— Вы очень злы, — тихо прошептала она, и рука ее упала в мою руку.
Я припал к этой руке и горячо целовал ее. Мне было досадно на себя, больно за Вареньку! Какая-то неопределенная забытая боль стеснила долго, долго дремавшее сердце и пахнула на меня первой молодостью. В эту минуту я много перечувствовал; но, Бог весть, была ли любовь между этими чувствами…
Я уехал от Мавры Савишны после ужина и был в таком добром расположении духа, что не отказался даже от грибков в сметане, которые у нее прекрасно сохранялись во всю зиму. Когда я проезжал мимо клуба, в нем еще были огни. Я зашел на минуту, чтобы посмотреть Федора Федорыча; но его там не было. Островский сказал мне, что он ушел рано и был во весь вечер зол и скучен. За это известие он взял у меня сто рублей, сказав, что забыл бумажник, потому что в нем не было ни гроша, и сел проигрывать мои деньги, а я поехал домой.
Лежа на постели, я разбирал пережитой день и остался крайне недоволен собой. Конечно, я очень мало сделал нового: я только возобновил с Варенькой те отношения, которые существовали в деревне. Но то было в деревне! Там мы были одни, там каждый наш шаг, каждую нашу встречу не следил неусыпный свет и не рассказывал встречному и поперечному в своих непечатных стоустых ведомостях.
А между тем, осуждая себя чуть не в слух, я должен сознаться, что у меня было так весело и тепло на душе, как давно не было; и я заснул сладко и спокойно, как должен спать младенец на груди матери. Странное создание человек!
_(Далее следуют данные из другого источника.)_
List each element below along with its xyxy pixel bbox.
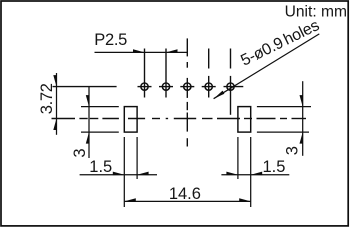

По всем соображениям, я счастлив, совершенно счастлив и сознаюсь в этом, что большая редкость. Обыкновенно, мы ясно понимаем свое положение, когда выходим из него, и, только обратясь назад и обняв взглядом все пережитое, говорим: а славное тогда было время, я тогда был счастлив! Но редко бывает, чтобы человек сознавал настоящее и отдавал ему справедливость; это происходит оттого, мне кажется, что всякое происшествие рисуется нам памятью, как картина, списанная с натуры талантливым пером: нет тех маленьких физических неприятностей, которые отравляют ее; они забываются, сглаживаются и представляются воображением в каком-то неясном поэтическом свете.
Я привык строго следить за собой и беспрестанно анализировать свое положение. В самом деле, чего недостает мне теперь? Я любим прехорошенькой девочкой и люблю ее, сколько могу любить; встречи наши не стеснены и, при малейшей наклонности к обыкновенному порядку вещей, я даже могу увенчать любовь свою законным браком. Если к этому прибавить, что все догадываются о том, что я любим, что мне намекают об этом, что меня бранят за это и мне завидуют; что, кроме того, у меня теплый дом, хороший повар, доброе вино, очень мало долгу и трезвый камердинер, — сообразив все это, надо быть особенно взыскательным, чтобы не сознаться в совершенном счастии. Неужели, в самом деле, это счастие? Если так, то, Боже мой, какая скука быть совершенно счастливым!
Я скоро пережил весь маленький репертуар наслаждений девственной любви. Условные встречи, рукопожатия, тихое «ты», сказанное при сотне глаз, в ответ на почтительный поклон, и изредка безгрешный поцелуй, сорванный полунасильно, полусвободно с девственных уст, трепещущих, чтобы не подметил его чей-нибудь нескромный взгляд, — вот и все! Можно бы было увеличить его маленькой перепиской, да иногда скучно писать поздно вечером, когда хочется спать, и беречь письма в целости, для того чтобы возвратить их после разрыва. А впрочем, ведь это для меня только повторение задов. Я все знал наперед: вольно же мне было завести любовь с девочкой, да еще такой, у которой, кроме меня, есть другой и, к несчастью, глупый поклонник!